Les cinq enjeux de la lutte sociale et écologique

vendredi 13 décembre 2019

Il y a vingt ans, naissait le mouvement altermondialiste. Face à une offensive néolibérale renouvelée, il doit réfléchir à ses formes d’action s’il veut peser sur l’avenir du monde.

Par Aurélie Trouvé porte parole d’Attac France

En France, une nouvelle période s’est ouverte à la fin des années 1990, à la suite des grèves de 1995, rouvrant la perspective d’une transformation sociale. À l’échelle internationale et il y a tout juste vingt ans, des mobilisations bloquaient le sommet de l’Organisation mondiale du commerce (OMC) à Seattle (29 et 30 novembre 1999) et le mouvement altermondialiste s’amplifiait, avec le développement des forums sociaux européens et mondiaux. Celui-ci représentait alors de nouvelles formes de luttes, contre la marchandisation du monde et dans l’espoir d’un autre monde. Il répondait à l’offensive néolibérale des vingt années précédentes et à l’idée qu’il n’y aurait plus d’alternative. Mais il a peiné à construire des stratégies de mobilisations communes face aux pouvoirs en place. Pour de multiples raisons, ce mouvement s’est affaibli, même s’il a pu susciter d’autres formes de luttes, voire se prolonger en elles, et même si certaines de ses organisations, comme Attac, se sont maintenues et renouvelées.

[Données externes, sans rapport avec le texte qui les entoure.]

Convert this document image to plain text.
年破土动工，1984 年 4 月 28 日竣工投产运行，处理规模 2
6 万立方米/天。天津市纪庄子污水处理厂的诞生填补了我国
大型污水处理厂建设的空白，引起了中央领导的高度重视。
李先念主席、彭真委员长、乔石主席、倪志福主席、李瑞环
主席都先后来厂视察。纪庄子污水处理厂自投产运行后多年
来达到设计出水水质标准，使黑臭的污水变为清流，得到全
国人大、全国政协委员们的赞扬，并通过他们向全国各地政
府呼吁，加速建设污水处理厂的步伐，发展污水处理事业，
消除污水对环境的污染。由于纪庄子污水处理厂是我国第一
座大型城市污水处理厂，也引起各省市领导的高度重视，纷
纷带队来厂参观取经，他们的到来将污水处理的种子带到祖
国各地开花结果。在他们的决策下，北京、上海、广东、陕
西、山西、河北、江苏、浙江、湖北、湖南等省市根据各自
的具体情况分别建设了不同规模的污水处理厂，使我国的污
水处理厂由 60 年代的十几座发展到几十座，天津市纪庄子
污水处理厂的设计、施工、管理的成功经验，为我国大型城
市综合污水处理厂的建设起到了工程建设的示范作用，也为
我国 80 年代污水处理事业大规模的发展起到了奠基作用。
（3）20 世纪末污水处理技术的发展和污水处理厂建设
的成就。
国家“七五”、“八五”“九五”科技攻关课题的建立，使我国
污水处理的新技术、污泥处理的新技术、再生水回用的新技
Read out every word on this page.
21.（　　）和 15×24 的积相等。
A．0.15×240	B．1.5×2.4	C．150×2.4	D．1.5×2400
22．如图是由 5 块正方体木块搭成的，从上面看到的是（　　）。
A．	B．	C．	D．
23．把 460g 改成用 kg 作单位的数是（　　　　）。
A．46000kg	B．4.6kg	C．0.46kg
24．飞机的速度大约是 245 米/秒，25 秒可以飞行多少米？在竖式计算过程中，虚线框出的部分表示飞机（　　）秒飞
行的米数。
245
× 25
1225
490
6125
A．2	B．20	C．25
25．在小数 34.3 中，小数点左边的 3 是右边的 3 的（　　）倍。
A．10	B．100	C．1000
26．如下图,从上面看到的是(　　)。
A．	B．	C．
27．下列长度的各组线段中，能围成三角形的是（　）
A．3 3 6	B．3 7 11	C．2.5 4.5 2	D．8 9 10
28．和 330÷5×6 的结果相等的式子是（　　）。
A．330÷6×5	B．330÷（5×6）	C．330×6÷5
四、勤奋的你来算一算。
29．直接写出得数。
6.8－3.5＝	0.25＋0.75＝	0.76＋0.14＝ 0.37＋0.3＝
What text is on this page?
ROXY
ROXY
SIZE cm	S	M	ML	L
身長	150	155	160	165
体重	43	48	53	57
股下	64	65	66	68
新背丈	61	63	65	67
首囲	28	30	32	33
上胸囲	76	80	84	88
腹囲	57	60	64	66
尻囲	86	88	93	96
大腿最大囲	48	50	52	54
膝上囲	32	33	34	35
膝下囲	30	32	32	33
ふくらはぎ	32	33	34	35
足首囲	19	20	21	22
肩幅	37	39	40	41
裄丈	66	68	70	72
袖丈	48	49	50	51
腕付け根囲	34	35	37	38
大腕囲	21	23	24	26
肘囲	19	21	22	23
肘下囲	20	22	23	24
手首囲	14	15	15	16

En France, depuis quinze ans, les luttes sociales ont connu quelques victoires, au moins momentanées, contre le Traité constitutionnel européen en 2005, contre le CPE en 2006 (1) et, plus récemment, contre les hydrocarbures de schiste ou encore l’aéroport de Notre-Dame-des-Landes. Mais elles ont aussi été plombées par une succession de défaites, malgré des manifestations de rue très massives, contre les réformes des retraites ou encore les lois travail. Elles ont été faibles contre des projets particulièrement offensifs, comme actuellement les attaques contre les droits des chômeurs ou le statut de la fonction publique. En découle le sentiment que les formes classiques de mobilisation des syndicats et des associations – manifestations de rue, meetings ou tractages – sont devenues moins efficaces. À ceci s’ajoute le sentiment d’absence ou de quasi-absence de perspective politique sur le plan électoral, entre, d’un côté, un Parti socialiste qui a galvaudé l’idée même de gauche et mené une politique néolibérale et, de l’autre, des partis antilibéraux et progressistes divisés, et dans tous les cas qui n’arrivent pas à s’imposer comme perspective de changement pour un pan majoritaire de la population.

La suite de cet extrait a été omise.